For travellers who genuinely need to enter an advised-against area – journalists, aid workers, people with family there – specialist high-risk insurers exist and will write cover at a price. For everyone else, the practical rule is simple: check the FCDO page before booking, not after. The two governments' systems differ enough that we wrote a full comparison of FCDO and US State Department advisories; the American framework mostly affects what you can claim, while the British one decides whether you are insured at all.

The date is the evidence

Because the entire question turns on sequence, an advisory-related claim comes down to documentation. The insurer will establish two facts: when you bought the policy, and when the advisory changed. The first is on your policy schedule. The second is where claims get argued.

Government advisory pages are living documents. The FCDO edits country pages continuously and the current page shows only the latest position, not the history of when each change landed. The State Department stamps a reissue date but overwrites the previous version. Six weeks after the event, proving that Level 2 became Level 3 on the 14th rather than the 4th – the difference between a payable claim and a known-event denial – can mean trawling archive services and hoping the right snapshot exists.

This is one of the reasons Warnely keeps a dated changelog. Every FCDO and US State Department advisory change we track is recorded with the date it happened on the changes page, country by country, as a permanent record rather than an overwritten page. If your insurer asserts the advisory predates your policy and you believe otherwise, a dated third-party record of the change is exactly the kind of evidence that settles it.
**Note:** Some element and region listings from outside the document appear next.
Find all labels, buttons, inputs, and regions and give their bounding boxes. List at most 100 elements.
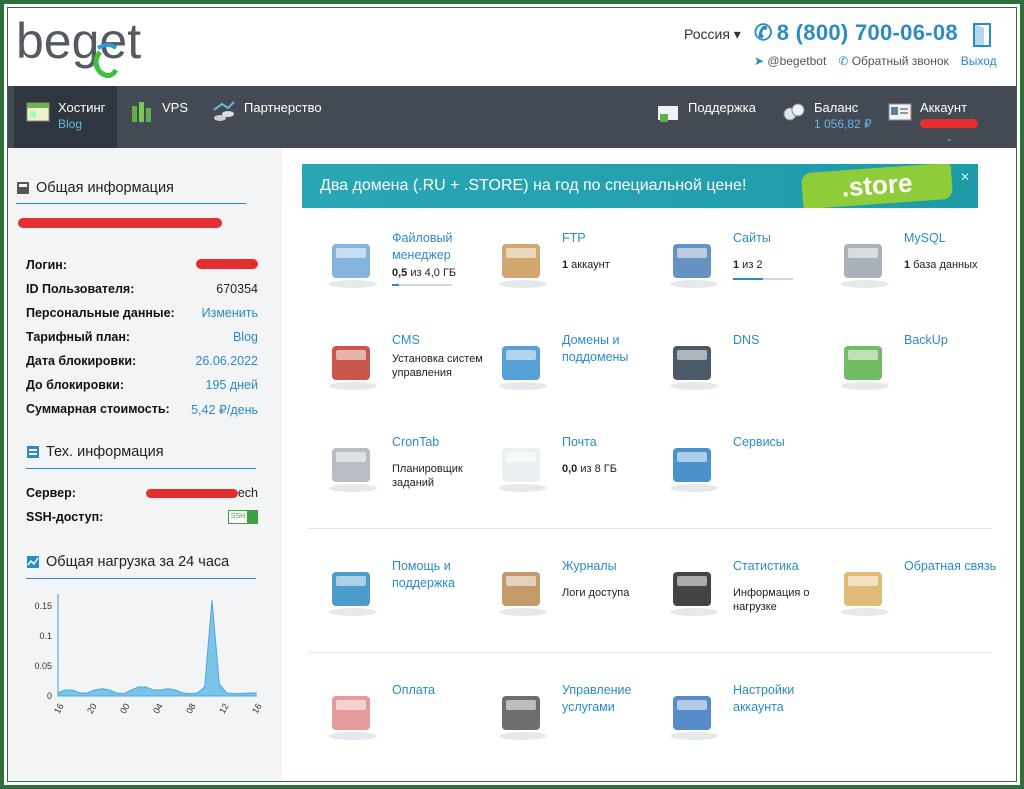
tile-title[interactable]: Сайты (733, 230, 833, 247)
logo-text: beget (16, 13, 141, 69)
x-tick-label: 20 (85, 702, 99, 716)
service-tile[interactable]: Обратная связь (834, 558, 1004, 648)
info-label: Персональные данные: (26, 306, 175, 320)
load-heading: Общая нагрузка за 24 часа (26, 554, 229, 570)
service-tile[interactable]: Сайты 1 из 2 (663, 230, 833, 320)
telegram-link[interactable]: ➤ @begetbot (754, 54, 826, 68)
usage-bar-fill (392, 284, 400, 286)
usage-bar-fill (733, 278, 763, 280)
y-tick-label: 0.05 (34, 661, 52, 671)
callback-link[interactable]: ✆ Обратный звонок (838, 54, 948, 68)
info-row: До блокировки: 195 дней (26, 378, 258, 392)
exit-link[interactable]: Выход (961, 54, 997, 68)
service-tile[interactable]: MySQL 1 база данных (834, 230, 1004, 320)
promo-banner[interactable]: Два домена (.RU + .STORE) на год по спец… (302, 164, 978, 208)
nav-partner-label: Партнерство (244, 100, 322, 115)
tile-title[interactable]: CronTab (392, 434, 492, 451)
server-icon (27, 446, 39, 458)
tile-title[interactable]: Настройки аккаунта (733, 682, 833, 716)
info-value: 5,42 ₽/день (191, 403, 258, 417)
service-tile[interactable]: Управление услугами (492, 682, 662, 772)
tile-description: 0,0 из 8 ГБ (562, 463, 617, 475)
ftp-icon (499, 244, 547, 288)
nav-partner[interactable]: Партнерство (212, 86, 322, 148)
exit-door-icon[interactable] (972, 22, 992, 48)
payment-icon (329, 696, 377, 740)
header: beget Россия ▾ ✆ 8 (800) 700-06-08 ➤ @beg… (8, 8, 1016, 86)
nav-balance[interactable]: Баланс 1 056,82 ₽ (782, 86, 872, 148)
service-tile[interactable]: BackUp (834, 332, 1004, 422)
tile-title[interactable]: Оплата (392, 682, 492, 699)
redacted-general (18, 218, 222, 228)
telegram-icon: ➤ (754, 54, 765, 68)
banner-text: Два домена (.RU + .STORE) на год по спец… (320, 177, 747, 194)
tile-title[interactable]: Домены и поддомены (562, 332, 662, 366)
tile-title[interactable]: BackUp (904, 332, 1004, 349)
info-value: 195 дней (205, 378, 258, 392)
tile-title[interactable]: CMS (392, 332, 492, 349)
tile-title[interactable]: Управление услугами (562, 682, 662, 716)
tile-count: 0,5 (392, 267, 408, 279)
service-tile[interactable]: Статистика Информация о нагрузке (663, 558, 833, 648)
callback-phone-icon: ✆ (838, 54, 849, 68)
service-tile[interactable]: Журналы Логи доступа (492, 558, 662, 648)
nav-support[interactable]: Поддержка (656, 86, 756, 148)
tile-title[interactable]: Файловый менеджер (392, 230, 492, 264)
tile-title[interactable]: MySQL (904, 230, 1004, 247)
tile-title[interactable]: Сервисы (733, 434, 833, 451)
banner-close-icon[interactable]: ✕ (960, 170, 970, 184)
ssh-label: SSH-доступ: (26, 510, 104, 524)
tile-title[interactable]: Журналы (562, 558, 662, 575)
tile-title[interactable]: Помощь и поддержка (392, 558, 492, 592)
service-tile[interactable]: FTP 1 аккаунт (492, 230, 662, 320)
tile-title[interactable]: Статистика (733, 558, 833, 575)
info-value[interactable]: Изменить (202, 306, 258, 320)
stats-icon (670, 572, 718, 616)
usage-bar (733, 278, 793, 280)
tile-title[interactable]: Обратная связь (904, 558, 1004, 575)
tile-description: 1 аккаунт (562, 259, 610, 271)
service-tile[interactable]: CronTab Планировщик заданий (322, 434, 492, 524)
nav-hosting[interactable]: Хостинг Blog (14, 86, 117, 148)
tile-description: 1 база данных (904, 259, 978, 271)
redacted-server (145, 489, 238, 499)
phone-number[interactable]: ✆ 8 (800) 700-06-08 (754, 20, 958, 46)
ssh-row: SSH-доступ: SSH (26, 510, 258, 524)
nav-vps[interactable]: VPS (130, 86, 188, 148)
y-tick-label: 0.1 (39, 631, 52, 641)
service-tile[interactable]: Почта 0,0 из 8 ГБ (492, 434, 662, 524)
service-tile[interactable]: Сервисы (663, 434, 833, 524)
service-tile[interactable]: Оплата (322, 682, 492, 772)
tile-title[interactable]: DNS (733, 332, 833, 349)
tech-info-heading: Тех. информация (26, 444, 164, 460)
tile-title[interactable]: Почта (562, 434, 662, 451)
beget-logo[interactable]: beget (14, 12, 164, 82)
redacted-login (196, 259, 258, 269)
cms-icon (329, 346, 377, 390)
dns-icon (670, 346, 718, 390)
info-label: ID Пользователя: (26, 282, 135, 296)
x-tick-label: 12 (217, 702, 231, 716)
backup-icon (841, 346, 889, 390)
info-value: 670354 (216, 282, 258, 296)
service-tile[interactable]: Файловый менеджер 0,5 из 4,0 ГБ (322, 230, 492, 320)
region-selector[interactable]: Россия ▾ (684, 26, 741, 43)
service-tile[interactable]: Настройки аккаунта (663, 682, 833, 772)
ssh-toggle[interactable]: SSH (228, 510, 258, 524)
service-tile[interactable]: DNS (663, 332, 833, 422)
tile-count: 1 (904, 259, 911, 271)
account-chevron-icon[interactable]: ⌄ (920, 133, 978, 144)
account-card-icon (888, 103, 912, 121)
sidebar: Общая информация Логин: ID Пользователя: 6… (8, 148, 282, 782)
tile-title[interactable]: FTP (562, 230, 662, 247)
general-info-underline (16, 203, 246, 204)
support-icon (658, 106, 678, 122)
nav-account[interactable]: Аккаунт ⌄ (888, 86, 978, 148)
service-tile[interactable]: CMS Установка систем управления (322, 332, 492, 422)
service-tile[interactable]: Домены и поддомены (492, 332, 662, 422)
tech-info-underline (26, 468, 256, 469)
x-tick-label: 08 (184, 702, 198, 716)
info-row: ID Пользователя: 670354 (26, 282, 258, 296)
vps-icon (132, 102, 151, 122)
service-tile[interactable]: Помощь и поддержка (322, 558, 492, 648)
Screenshot the advisory page on the day you buy your policy too; thirty seconds of habit, and cheap insurance for the argument you hope never to have.

What to do in practice

FAQ

Does travel insurance cover a trip cancelled because of a travel advisory?
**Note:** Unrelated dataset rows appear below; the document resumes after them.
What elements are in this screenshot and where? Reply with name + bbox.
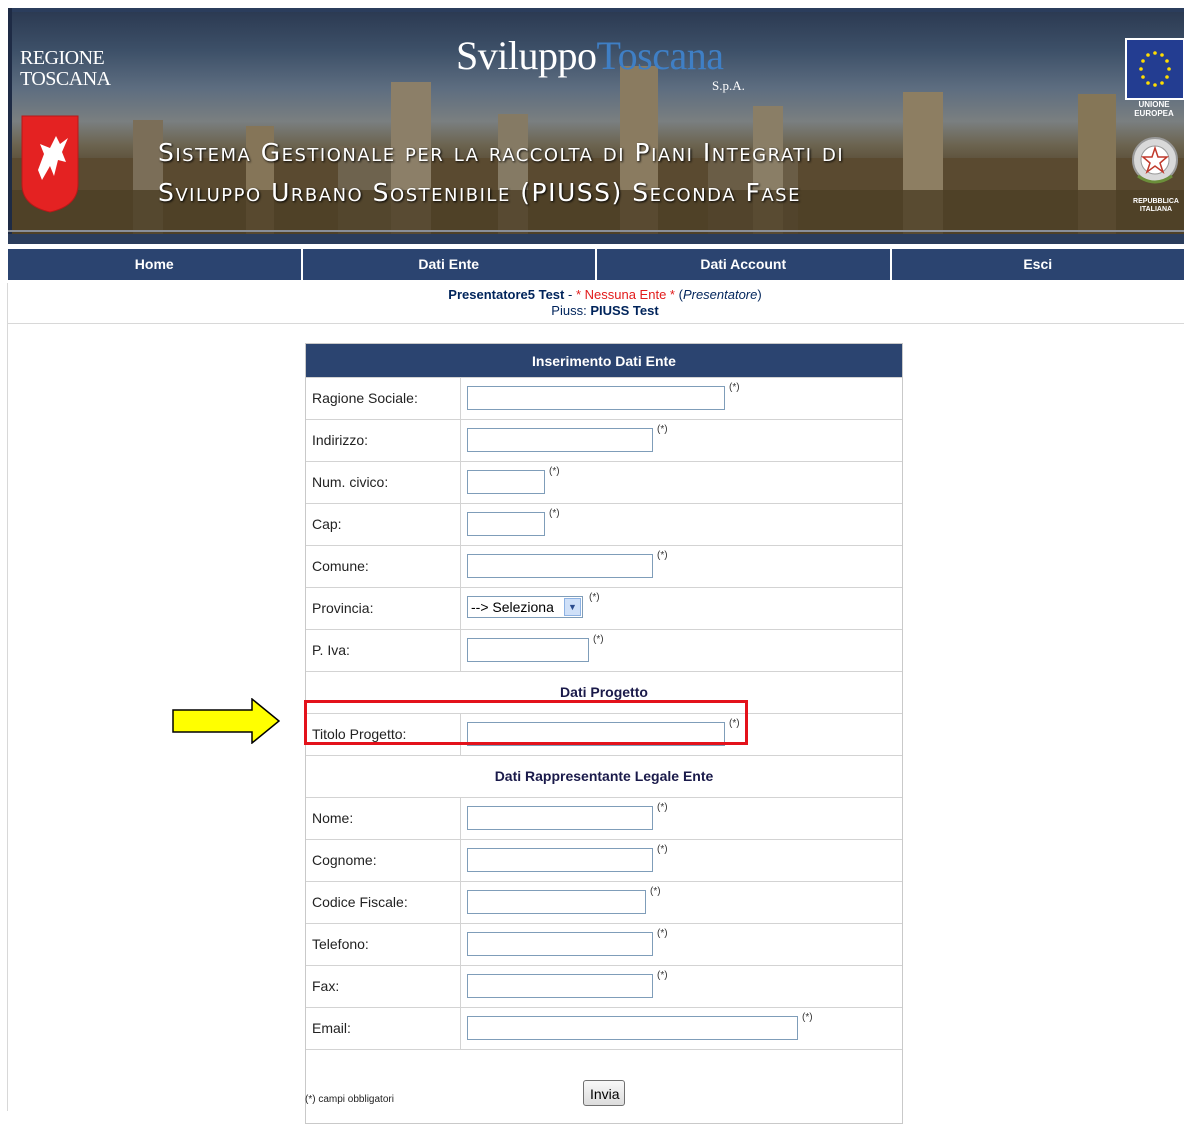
- yellow-arrow-icon: [172, 698, 280, 744]
- provincia-select[interactable]: --> Seleziona ▼: [467, 596, 583, 618]
- form-row: Ragione Sociale: (*): [306, 377, 902, 419]
- main-nav: Home Dati Ente Dati Account Esci: [8, 249, 1184, 280]
- num-civico-input[interactable]: [467, 470, 545, 494]
- comune-input[interactable]: [467, 554, 653, 578]
- required-mark: (*): [650, 886, 661, 897]
- nav-dati-ente[interactable]: Dati Ente: [303, 249, 598, 280]
- brand-part2: Toscana: [596, 33, 723, 78]
- titolo-progetto-highlight-box: [304, 700, 748, 745]
- user-ente: * Nessuna Ente *: [576, 287, 675, 302]
- required-mark: (*): [549, 508, 560, 519]
- required-mark: (*): [729, 382, 740, 393]
- comune-label: Comune:: [306, 546, 461, 587]
- indirizzo-label: Indirizzo:: [306, 420, 461, 461]
- required-mark: (*): [549, 466, 560, 477]
- cognome-input[interactable]: [467, 848, 653, 872]
- invia-button[interactable]: Invia: [583, 1080, 625, 1106]
- cap-label: Cap:: [306, 504, 461, 545]
- provincia-label: Provincia:: [306, 588, 461, 629]
- user-info: Presentatore5 Test - * Nessuna Ente * (P…: [0, 287, 1184, 319]
- user-name: Presentatore5 Test: [448, 287, 564, 302]
- left-rule: [7, 283, 8, 1111]
- nav-esci[interactable]: Esci: [892, 249, 1184, 280]
- nome-label: Nome:: [306, 798, 461, 839]
- chevron-down-icon[interactable]: ▼: [564, 598, 581, 616]
- submit-row: Invia: [306, 1049, 902, 1123]
- indirizzo-input[interactable]: [467, 428, 653, 452]
- cognome-label: Cognome:: [306, 840, 461, 881]
- system-title: Sistema Gestionale per la raccolta di Pi…: [158, 133, 844, 213]
- form-row: Email: (*): [306, 1007, 902, 1049]
- provincia-selected-value: --> Seleziona: [471, 599, 554, 615]
- brand-spa: S.p.A.: [712, 78, 745, 94]
- required-mark: (*): [657, 802, 668, 813]
- eu-label: UNIONE EUROPEA: [1125, 100, 1183, 118]
- nav-home[interactable]: Home: [8, 249, 303, 280]
- required-mark: (*): [657, 928, 668, 939]
- telefono-input[interactable]: [467, 932, 653, 956]
- form-row: Telefono: (*): [306, 923, 902, 965]
- form-title: Inserimento Dati Ente: [306, 344, 902, 377]
- telefono-label: Telefono:: [306, 924, 461, 965]
- system-title-line1: Sistema Gestionale per la raccolta di Pi…: [158, 133, 844, 173]
- required-footnote: (*) campi obbligatori: [305, 1094, 394, 1105]
- p-iva-input[interactable]: [467, 638, 589, 662]
- form-row: Fax: (*): [306, 965, 902, 1007]
- header-banner: REGIONE TOSCANA SviluppoToscana S.p.A. S…: [8, 8, 1184, 244]
- p-iva-label: P. Iva:: [306, 630, 461, 671]
- regione-toscana-logo: REGIONE TOSCANA: [20, 48, 111, 90]
- regione-line2: TOSCANA: [20, 69, 111, 90]
- fax-input[interactable]: [467, 974, 653, 998]
- italian-republic-emblem-icon: [1130, 132, 1180, 192]
- system-title-line2: Sviluppo Urbano Sostenibile (PIUSS) Seco…: [158, 173, 844, 213]
- ri-label-1: REPUBBLICA: [1125, 198, 1184, 206]
- form-row: Comune: (*): [306, 545, 902, 587]
- cap-input[interactable]: [467, 512, 545, 536]
- form-row: Codice Fiscale: (*): [306, 881, 902, 923]
- nav-dati-account[interactable]: Dati Account: [597, 249, 892, 280]
- eu-label-2: EUROPEA: [1125, 109, 1183, 118]
- required-mark: (*): [657, 550, 668, 561]
- required-mark: (*): [657, 970, 668, 981]
- form-row: Nome: (*): [306, 797, 902, 839]
- ragione-sociale-input[interactable]: [467, 386, 725, 410]
- pegasus-shield-icon: [20, 114, 80, 214]
- nome-input[interactable]: [467, 806, 653, 830]
- form-row: Num. civico: (*): [306, 461, 902, 503]
- required-mark: (*): [657, 844, 668, 855]
- required-mark: (*): [657, 424, 668, 435]
- regione-line1: REGIONE: [20, 48, 111, 69]
- ri-label-2: ITALIANA: [1125, 206, 1184, 214]
- brand-part1: Sviluppo: [456, 33, 596, 78]
- eu-label-1: UNIONE: [1125, 100, 1183, 109]
- form-row: P. Iva: (*): [306, 629, 902, 671]
- sviluppo-toscana-logo: SviluppoToscana: [456, 32, 723, 79]
- divider: [8, 323, 1184, 324]
- ri-label: REPUBBLICA ITALIANA: [1125, 198, 1184, 214]
- codice-fiscale-input[interactable]: [467, 890, 646, 914]
- required-mark: (*): [802, 1012, 813, 1023]
- codice-fiscale-label: Codice Fiscale:: [306, 882, 461, 923]
- piuss-label: Piuss:: [551, 303, 586, 318]
- piuss-value: PIUSS Test: [590, 303, 658, 318]
- ragione-sociale-label: Ragione Sociale:: [306, 378, 461, 419]
- form-row: Indirizzo: (*): [306, 419, 902, 461]
- user-role: Presentatore: [683, 287, 757, 302]
- fax-label: Fax:: [306, 966, 461, 1007]
- form-row: Provincia: --> Seleziona ▼ (*): [306, 587, 902, 629]
- required-mark: (*): [589, 592, 600, 603]
- form-row: Cap: (*): [306, 503, 902, 545]
- email-input[interactable]: [467, 1016, 798, 1040]
- section-dati-rappresentante: Dati Rappresentante Legale Ente: [306, 755, 902, 797]
- email-label: Email:: [306, 1008, 461, 1049]
- required-mark: (*): [593, 634, 604, 645]
- form-row: Cognome: (*): [306, 839, 902, 881]
- user-separator: -: [568, 287, 572, 302]
- num-civico-label: Num. civico:: [306, 462, 461, 503]
- eu-flag-icon: [1125, 38, 1184, 100]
Usually not on its own. Standard policies cover named perils, and a raised advisory is rarely one of them. The events behind the advisory – unrest, or a disaster – may be covered if they are on your policy's list and arose after you bought it. CFAR cover is the exception: it pays 50 to 75 per cent for cancellation for any reason, including an advisory change.

The advisory changed after I booked my insurance. Am I covered?

Potentially, and the timing works in your favour. A change after purchase is an unforeseen event, so benefits like trip interruption and delay can respond, and most US providers maintain coverage even when a destination rises to Level 4 post-purchase. You still need a covered reason to cancel under a standard policy. Keep proof of the change date – Warnely's changes page records every FCDO and State Department move with its date.

Can I claim if the FCDO advises against travel to my destination?

If the advice changed after you booked, some UK policies – usually only those with optional travel-disruption cover – treat it as grounds for a claim; many do not, so check your wording. If you travel anyway, against the advice, the position flips: the trip itself may invalidate the whole policy, medical cover included. Only specialist high-risk policies insure travel against FCDO advice.

How late can I add cancel for any reason cover?

Within 14 to 21 days of your first trip payment, depending on the insurer. It cannot be bolted on later, when the destination has already started to look uncertain – which is, of course, the point.